Sale of non-existent or near non-existent things
These sales were prohibited in the context of yet unborn offspring. This has wide-spread application in the present-day context.
Sale of things that cannot be delivered
These sales include fish in the sea and bird in the sky and are prohibited. Though the bird or the fish might eventually be caught and delivered on time, it is impossible to point to a specific or give ample description before the contract is accepted.
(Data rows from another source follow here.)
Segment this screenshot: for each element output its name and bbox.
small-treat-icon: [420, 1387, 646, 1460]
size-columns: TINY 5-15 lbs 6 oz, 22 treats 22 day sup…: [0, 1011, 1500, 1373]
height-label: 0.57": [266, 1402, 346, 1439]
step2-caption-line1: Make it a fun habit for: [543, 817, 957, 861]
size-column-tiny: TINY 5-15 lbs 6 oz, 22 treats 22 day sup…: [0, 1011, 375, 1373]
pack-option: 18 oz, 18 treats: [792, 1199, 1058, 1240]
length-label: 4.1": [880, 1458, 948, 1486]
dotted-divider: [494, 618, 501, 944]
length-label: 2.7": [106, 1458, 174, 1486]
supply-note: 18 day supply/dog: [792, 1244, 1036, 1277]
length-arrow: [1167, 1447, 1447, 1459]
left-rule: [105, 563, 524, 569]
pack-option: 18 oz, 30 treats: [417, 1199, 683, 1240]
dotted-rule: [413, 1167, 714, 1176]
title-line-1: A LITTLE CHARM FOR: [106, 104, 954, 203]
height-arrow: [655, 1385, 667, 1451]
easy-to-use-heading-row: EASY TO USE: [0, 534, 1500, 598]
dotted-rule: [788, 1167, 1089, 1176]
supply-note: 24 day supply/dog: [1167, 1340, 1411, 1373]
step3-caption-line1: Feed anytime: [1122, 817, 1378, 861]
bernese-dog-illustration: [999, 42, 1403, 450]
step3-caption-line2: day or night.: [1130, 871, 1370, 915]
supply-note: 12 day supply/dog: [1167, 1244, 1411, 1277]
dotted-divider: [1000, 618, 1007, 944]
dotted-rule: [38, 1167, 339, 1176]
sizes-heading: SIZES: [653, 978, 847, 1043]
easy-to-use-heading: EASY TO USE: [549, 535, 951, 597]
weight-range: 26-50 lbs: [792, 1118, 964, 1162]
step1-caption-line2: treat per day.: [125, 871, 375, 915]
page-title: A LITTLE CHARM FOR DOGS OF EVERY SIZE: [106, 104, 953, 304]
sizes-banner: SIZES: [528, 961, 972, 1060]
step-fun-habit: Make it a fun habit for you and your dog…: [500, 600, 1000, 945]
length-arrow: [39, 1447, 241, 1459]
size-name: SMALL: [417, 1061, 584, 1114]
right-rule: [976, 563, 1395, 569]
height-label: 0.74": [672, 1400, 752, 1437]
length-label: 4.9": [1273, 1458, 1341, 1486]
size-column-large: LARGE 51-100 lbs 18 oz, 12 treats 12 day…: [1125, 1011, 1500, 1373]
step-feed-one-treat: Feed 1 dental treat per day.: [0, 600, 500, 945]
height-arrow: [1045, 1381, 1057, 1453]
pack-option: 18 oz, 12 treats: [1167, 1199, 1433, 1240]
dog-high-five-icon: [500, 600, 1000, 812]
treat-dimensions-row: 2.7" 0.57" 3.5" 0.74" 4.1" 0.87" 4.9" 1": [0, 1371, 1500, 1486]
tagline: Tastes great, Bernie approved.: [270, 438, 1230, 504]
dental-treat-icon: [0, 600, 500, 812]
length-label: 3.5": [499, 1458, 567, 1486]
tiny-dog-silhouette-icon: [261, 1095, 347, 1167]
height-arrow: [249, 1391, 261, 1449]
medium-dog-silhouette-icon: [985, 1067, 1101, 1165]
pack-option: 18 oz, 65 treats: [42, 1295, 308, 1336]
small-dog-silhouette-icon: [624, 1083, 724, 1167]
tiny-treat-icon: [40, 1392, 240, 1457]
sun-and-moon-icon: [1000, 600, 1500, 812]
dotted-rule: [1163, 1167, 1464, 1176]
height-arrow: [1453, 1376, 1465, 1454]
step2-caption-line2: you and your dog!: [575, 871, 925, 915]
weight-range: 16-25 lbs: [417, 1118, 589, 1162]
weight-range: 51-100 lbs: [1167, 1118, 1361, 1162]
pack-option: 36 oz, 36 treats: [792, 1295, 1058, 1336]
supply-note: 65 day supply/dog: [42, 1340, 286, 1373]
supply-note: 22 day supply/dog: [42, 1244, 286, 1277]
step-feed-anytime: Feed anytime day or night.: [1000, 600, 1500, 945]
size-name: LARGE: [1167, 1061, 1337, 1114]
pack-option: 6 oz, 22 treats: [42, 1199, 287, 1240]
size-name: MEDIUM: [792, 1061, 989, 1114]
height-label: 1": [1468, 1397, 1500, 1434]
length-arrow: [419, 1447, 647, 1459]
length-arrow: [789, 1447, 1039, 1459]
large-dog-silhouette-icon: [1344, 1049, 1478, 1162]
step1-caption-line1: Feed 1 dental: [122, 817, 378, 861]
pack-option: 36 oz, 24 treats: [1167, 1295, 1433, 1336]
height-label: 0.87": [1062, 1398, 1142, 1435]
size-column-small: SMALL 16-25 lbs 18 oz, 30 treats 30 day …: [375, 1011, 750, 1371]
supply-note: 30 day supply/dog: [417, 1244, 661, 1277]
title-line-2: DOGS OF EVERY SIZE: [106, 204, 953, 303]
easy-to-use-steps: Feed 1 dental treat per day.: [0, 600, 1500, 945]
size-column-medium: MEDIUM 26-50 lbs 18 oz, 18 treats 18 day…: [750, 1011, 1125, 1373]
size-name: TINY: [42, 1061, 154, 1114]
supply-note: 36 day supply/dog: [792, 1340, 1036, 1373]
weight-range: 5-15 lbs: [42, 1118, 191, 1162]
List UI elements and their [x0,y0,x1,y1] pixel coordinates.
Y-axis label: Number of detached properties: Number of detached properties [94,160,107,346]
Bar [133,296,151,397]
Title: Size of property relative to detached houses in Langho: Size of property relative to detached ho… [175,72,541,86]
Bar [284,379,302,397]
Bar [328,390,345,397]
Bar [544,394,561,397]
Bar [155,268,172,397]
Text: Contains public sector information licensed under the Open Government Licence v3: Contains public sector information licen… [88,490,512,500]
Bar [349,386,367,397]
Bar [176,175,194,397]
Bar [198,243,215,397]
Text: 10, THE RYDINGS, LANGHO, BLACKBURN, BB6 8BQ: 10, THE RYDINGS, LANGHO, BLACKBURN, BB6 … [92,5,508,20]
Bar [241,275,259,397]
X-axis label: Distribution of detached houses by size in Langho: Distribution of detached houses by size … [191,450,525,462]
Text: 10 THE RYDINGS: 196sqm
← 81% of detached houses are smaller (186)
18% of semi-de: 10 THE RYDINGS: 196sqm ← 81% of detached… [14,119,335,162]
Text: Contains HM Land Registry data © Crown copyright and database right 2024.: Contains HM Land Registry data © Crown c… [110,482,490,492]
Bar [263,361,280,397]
Sale involving ignorance or doubt
This typically refers to doubt with respect to the price, or consideration paid. An example of this is contracting to sell a commodity on “market price” where the term “market price” has not been defined in units of money.
Two sale proposals in one
This refers to proposing (first step of the contract) to sell one object at one of two different prices. For example, a proposal to sell a widget at $100 in cash or $150 six months hence is invalid even though the two proposals are valid on their own, independent of each other.
Sale of an impurity
Things considered unclean in Islam like wine, pork, meat of a dead animal and blood, to name a few.
Sale of water
Most jurists allow sale of water if it is from a privately owned source, though the Dhaheri scholars state the sale of water to be prohibited whether from a public or a private source (e.g., fountain or a well). One may, however, charge for the effort to retrieve or treat this water.
Sale of something before receiving the price
The Prophet said, narrated by Ahmad and Muslim from Jaber, “If you have bought foodstuff, do not sell it until you have received it in full.”
Sale of ‘inah
‘Inah or deferred-payment contract is a special arrangement whereby Party A sells an object to Party B for Price X to be paid at a later time and then purchases it back from Party B at Price Y in cash, where Y is lower than X. This effectively results in creating a ribaa like transaction. This sale is considered nugatory or invalid by all jurists, except a small minority among the Shafe’i and Dhaheri schools, who consider it makruh. Unfortunately, this type of sale contract is widely used in Islamic banking in Malaysia based on the minority opinion. We will discuss this is more detail later.